Spanish leftwingers who swept to power in several major cities last month have removed royal symbols from their town halls, renewing a debate over the nation's scandal-hit monarchy.
The moves come despite new King Felipe VI managing to restore some of the institution's popularity, which plunged following scandals during the final years of his father's reign while Spain was engulfed in an economic crisis.
The most controversial example happened in Barcelona, Spain's second-largest city, where new mayor Ada Colau on Thursday had a bronze bust of former King Juan Carlos removed from the town hall's main chamber.
Colau, a former anti-eviction activist, said the bust was an "anomaly" since Juan Carlos was no longer head of state, having handed over the throne to his son Felipe last year.
The mayor headed a left-wing coalition that won municipal elections in May, backed by new far-left party Podemos, which favours the abolition of the monarchy.
In the northeastern city of Zaragoza, the Podemos-led municipal government unilaterally decided to change the name of its main sports hall from Principe Felipe to that of a local basketball coach who died recently.

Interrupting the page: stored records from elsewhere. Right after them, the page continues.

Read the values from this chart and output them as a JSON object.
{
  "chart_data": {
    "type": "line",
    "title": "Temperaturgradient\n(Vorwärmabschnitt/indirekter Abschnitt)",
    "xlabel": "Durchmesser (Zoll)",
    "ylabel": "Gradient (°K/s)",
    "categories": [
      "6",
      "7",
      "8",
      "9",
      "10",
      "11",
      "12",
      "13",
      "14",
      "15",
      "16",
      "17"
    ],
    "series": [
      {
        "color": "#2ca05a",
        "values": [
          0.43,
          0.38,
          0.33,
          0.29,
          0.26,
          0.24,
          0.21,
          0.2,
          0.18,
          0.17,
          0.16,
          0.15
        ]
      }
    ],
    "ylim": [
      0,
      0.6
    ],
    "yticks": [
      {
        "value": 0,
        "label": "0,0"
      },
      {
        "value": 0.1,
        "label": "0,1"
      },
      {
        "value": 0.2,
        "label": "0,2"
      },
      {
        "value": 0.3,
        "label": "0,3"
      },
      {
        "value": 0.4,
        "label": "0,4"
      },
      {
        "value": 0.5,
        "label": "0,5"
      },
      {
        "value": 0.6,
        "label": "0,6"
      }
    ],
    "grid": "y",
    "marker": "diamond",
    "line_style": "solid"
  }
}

But on Monday the town hall approved a "urgent" motion to keep the name as it is, tabled by the conservative Popular Party, which rules at the national level, with the backing of two other parties.
In the southwestern city of Cadiz, which is now also governed by Podemos, the new mayor replaced a portrait of Juan Carlos in his office with one of a famous local anarchist.
The leftist town hall of Montcada i Reixac, near Barcelona, went even further.
It removed a portrait of King Felipe VI from the town hall's main chamber -- where by law a portrait of the monarch, who is head of state, must be visible.
- 'Historical revenge' -
Abel Hernandez, a writer specialising in the Spanish royals, said it was "a sort of historical revenge" by Spain's far-left, factions of which did not take part in the country's transition to democracy following the death of longtime dictator Francisco Franco in 1975.
"This is a left which wants to break with the system put in place by the 1978 constitution, to revise Spain's transition," Hernandez told AFP.
Franco designated Juan Carlos as his successor, who instead of continuing the dictatorship headed the transition to democracy, putting an end to decades of division that began with a 1936-39 civil war leading to Franco's rise to power.
Former Franco supporters joined hands with Socialists, Communists and Catalan nationalists to draw up Spain's 1978 constitution, establishing the country as a democratic constitutional monarchy.
Cesar de la Lama, biographer of Juan Carlos, said the town halls' actions showed "a derision against the monarchy, a lack of historical sensibility regarding the king, who contributed to bringing 40 years of stability and democracy to Spain".
The monarchy began to lose its lustre during the twilight years of Juan Carlos's reign.
He outraged Spaniards in 2012 by going elephant hunting in Botswana at the height of Spain's recession. Separately, his youngest daughter Cristina was accused in a corruption probe targeting her husband.
Only Juan Carlos's abdication in favour of his son Felipe in June 2014 managed to stop the slide in the monarchy's popularity.
But the taboo that previously existed in Spanish society against criticising the monarchy had started to erode.
Satirical magazines published anti-monarchy cartoons on their front pages, while books with details about the royals' private lives became best-sellers.
In March, Barcelona's Museum of Contemporary Art featured a controversial sculpture depicting Juan Carlos being sodomised and vomiting flowers.
With far-left coalitions now in power in some major cities, the taboo is also starting to break in public institutions.
"At the moment these are only gestures but behind them is the desire to substitute the political form of the state, a parliamentary monarchy, with a republic," said Antonio Torres del Moral, a constitutional law lecturer at Spain's UNED university.
Podemos has promised to draw up a new constitution if it wins a year-end general election, which would raise the thorny issue of who acts as head of state.
"In Spain there is a very extensive republican ideology, however it is probably not dominant, and this is an issue that will have to be addressed at some point," Torres del Moral added.